– Я тебя ждал.
– Я пришел, как только смог. Не хотелось на инвалидной коляске приезжать.
– Я знаю. – Пятилетний Феликс сказал это серьезно, совсем по-взрослому. – Я знал, что ты придешь.
Он, как маленькая пташка, вспорхнул со своего стула и обнял Романова за шею. Крепко-крепко. Воспитательница отвернулась к окну, смахивая слезы: она была чувствительная особа.
– Ноги болят? – снова совсем по-взрослому спросил Феликс, не размыкая своих маленьких рук.
– Немножко.
– Я знал, что ты не умрешь. Я хотел с тобой тогда ехать в «Скорой». Или с мамой. Но маму же убили.
Романов молчал, обнимал это маленькое хрупкое тельце, что прижималось к нему так доверчиво.
– Твоя мама была очень храброй, Феликс.
– Да. Смотри, это вот бэтсканер, а это бэтрадар. – Феликс отстранился, не выскальзывая из его рук, и продемонстрировал Романову фигурку игрушечного Бэтмена.
– Твой новый приятель?
– Он в маске. Но я знаю, кто это. – Феликс очень серьезно смотрел на Романова. – Я все помню, что было там. Я не забыл.
– Ты тоже очень храбрый. Мама бы тобой гордилась.
– Забери меня отсюда, – тихо сказал пятилетний Феликс.
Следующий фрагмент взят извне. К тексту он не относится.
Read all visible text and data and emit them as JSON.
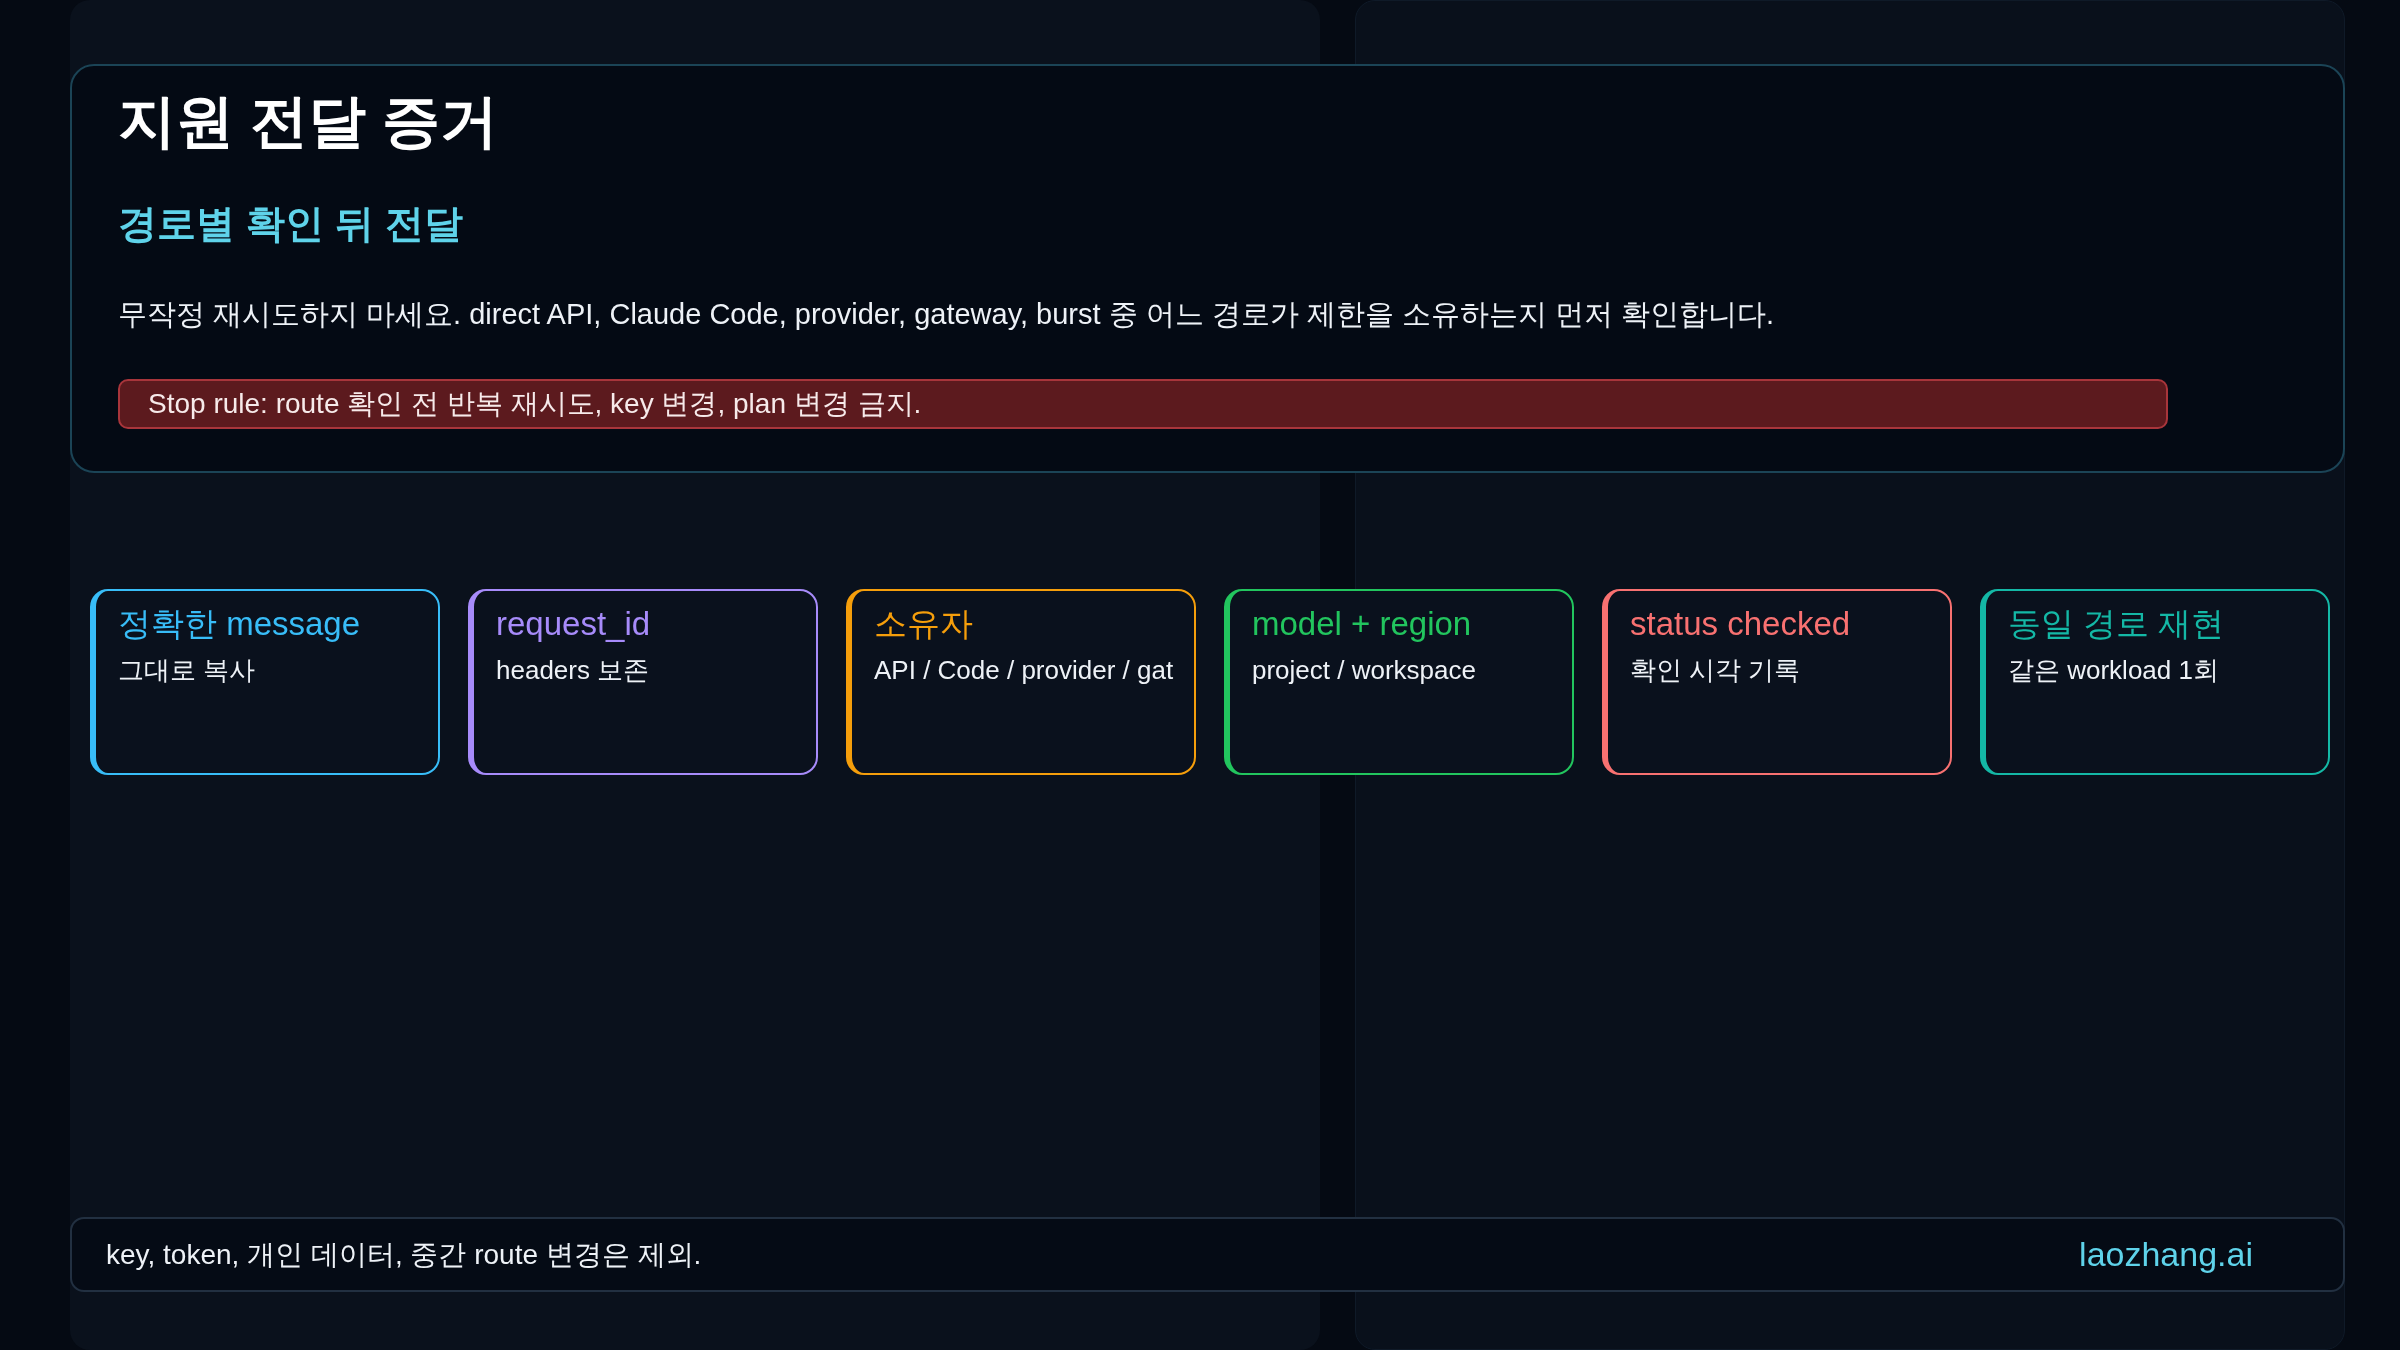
{
  "overlay": {
    "title": "지원 전달 증거",
    "subtitle": "경로별 확인 뒤 전달",
    "description": "무작정 재시도하지 마세요. direct API, Claude Code, provider, gateway, burst 중 어느 경로가 제한을 소유하는지 먼저 확인합니다.",
    "stop_rule": "Stop rule: route 확인 전 반복 재시도, key 변경, plan 변경 금지."
  },
  "cards": [
    {
      "title": "정확한 message",
      "text": "그대로 복사",
      "color": "#38bdf8"
    },
    {
      "title": "request_id",
      "text": "headers 보존",
      "color": "#a78bfa"
    },
    {
      "title": "소유자",
      "text": "API / Code / provider / gat",
      "color": "#f59e0b"
    },
    {
      "title": "model + region",
      "text": "project / workspace",
      "color": "#22c55e"
    },
    {
      "title": "status checked",
      "text": "확인 시각 기록",
      "color": "#f87171"
    },
    {
      "title": "동일 경로 재현",
      "text": "같은 workload 1회",
      "color": "#14b8a6"
    }
  ],
  "footer": {
    "note": "key, token, 개인 데이터, 중간 route 변경은 제외.",
    "brand": "laozhang.ai"
  }
}
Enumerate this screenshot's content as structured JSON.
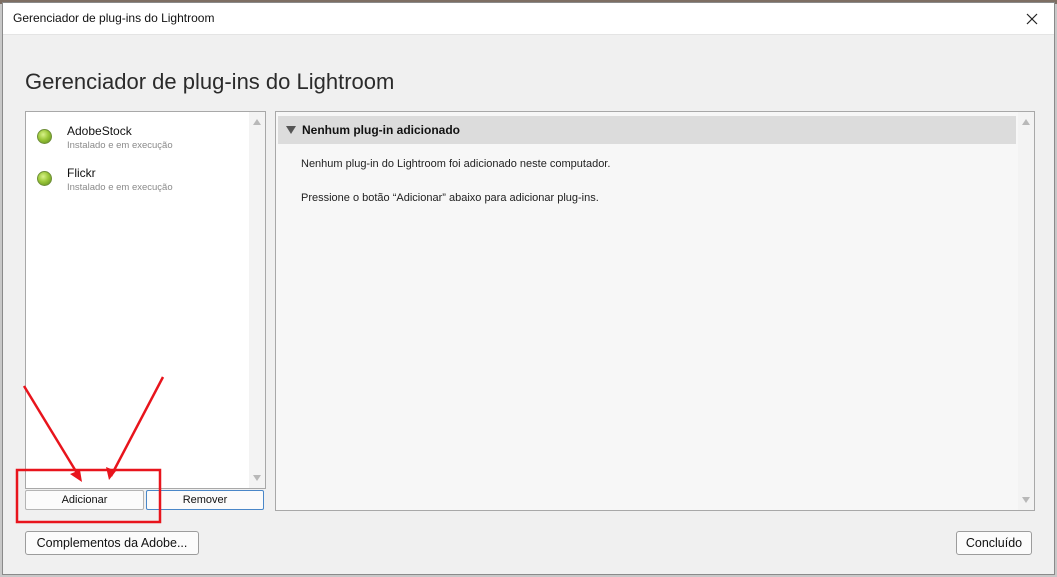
{
  "window": {
    "title": "Gerenciador de plug-ins do Lightroom",
    "heading": "Gerenciador de plug-ins do Lightroom"
  },
  "plugins": [
    {
      "name": "AdobeStock",
      "status": "Instalado e em execução",
      "status_color": "#8cc63f"
    },
    {
      "name": "Flickr",
      "status": "Instalado e em execução",
      "status_color": "#8cc63f"
    }
  ],
  "list_buttons": {
    "add_label": "Adicionar",
    "remove_label": "Remover"
  },
  "details": {
    "section_title": "Nenhum plug-in adicionado",
    "message_1": "Nenhum plug-in do Lightroom foi adicionado neste computador.",
    "message_2": "Pressione o botão “Adicionar” abaixo para adicionar plug-ins."
  },
  "footer": {
    "adobe_button_label": "Complementos da Adobe...",
    "done_button_label": "Concluído"
  },
  "annotation": {
    "color": "#e8141c"
  }
}
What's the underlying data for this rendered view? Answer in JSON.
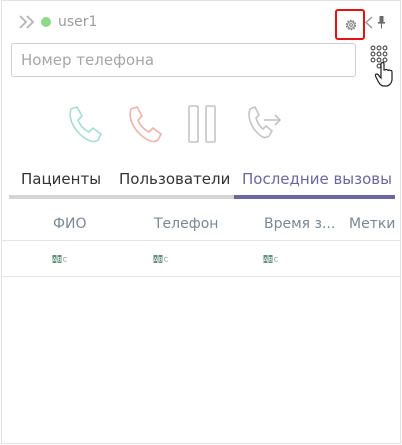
{
  "header": {
    "username": "user1",
    "status_color": "#8fd98a",
    "icons": [
      "expand-chevrons-icon",
      "settings-gear-icon",
      "collapse-chevron-icon",
      "pin-icon"
    ]
  },
  "phone": {
    "placeholder": "Номер телефона",
    "value": ""
  },
  "controls": [
    {
      "name": "call-button",
      "icon": "phone-icon",
      "color": "#a7ddd4"
    },
    {
      "name": "hangup-button",
      "icon": "phone-hangup-icon",
      "color": "#f0b2aa"
    },
    {
      "name": "hold-button",
      "icon": "pause-icon",
      "color": "#c4c4c4"
    },
    {
      "name": "transfer-button",
      "icon": "transfer-icon",
      "color": "#c4c4c4"
    }
  ],
  "tabs": [
    {
      "label": "Пациенты",
      "active": false
    },
    {
      "label": "Пользователи",
      "active": false
    },
    {
      "label": "Последние вызовы",
      "active": true
    }
  ],
  "colors": {
    "accent": "#6b669e",
    "tab_text": "#333333",
    "active_tab_text": "#6b669e",
    "header_text": "#7a8794",
    "cell_icon": "#5f8e7a"
  },
  "table": {
    "columns": [
      "ФИО",
      "Телефон",
      "Время з...",
      "Метки"
    ],
    "filter_row": [
      "text-filter-icon",
      "text-filter-icon",
      "text-filter-icon"
    ]
  }
}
Воспитательница повернулась к ним.
– Я хочу быть с тобой. – Мальчик прошептал это. Но она услышала. – Я хочу быть с тобой всегда. Мне никто не нужен, кроме тебя.
Глава 2
Puttin on the Ritz
Золотой Берег. Западная Африка
Май. 1932 год
Барабаны в лесу. Барабаны во тьме. Там – там – бум – бум – бум! Доктор Сергей Мещерский услышал их сквозь сон и приказал себе проснуться. Но это было проблематично.
Бум-бум-бум! Тара-бум! Барабаны глухо рокотали в ночи в лесной чаще дождевого леса, что обступала их со всех сторон. Где-то в джунглях зрели гроздья гнева, и они все стали бы полными идиотами, если бы сорвали те гроздья, как тропический плод. Ну уж нет! А может, это только сон? Призрачная иллюзия?
– Серж Серже! Просыпаться! Вставать! Они приходить! Это не ашанти! Это люди леса!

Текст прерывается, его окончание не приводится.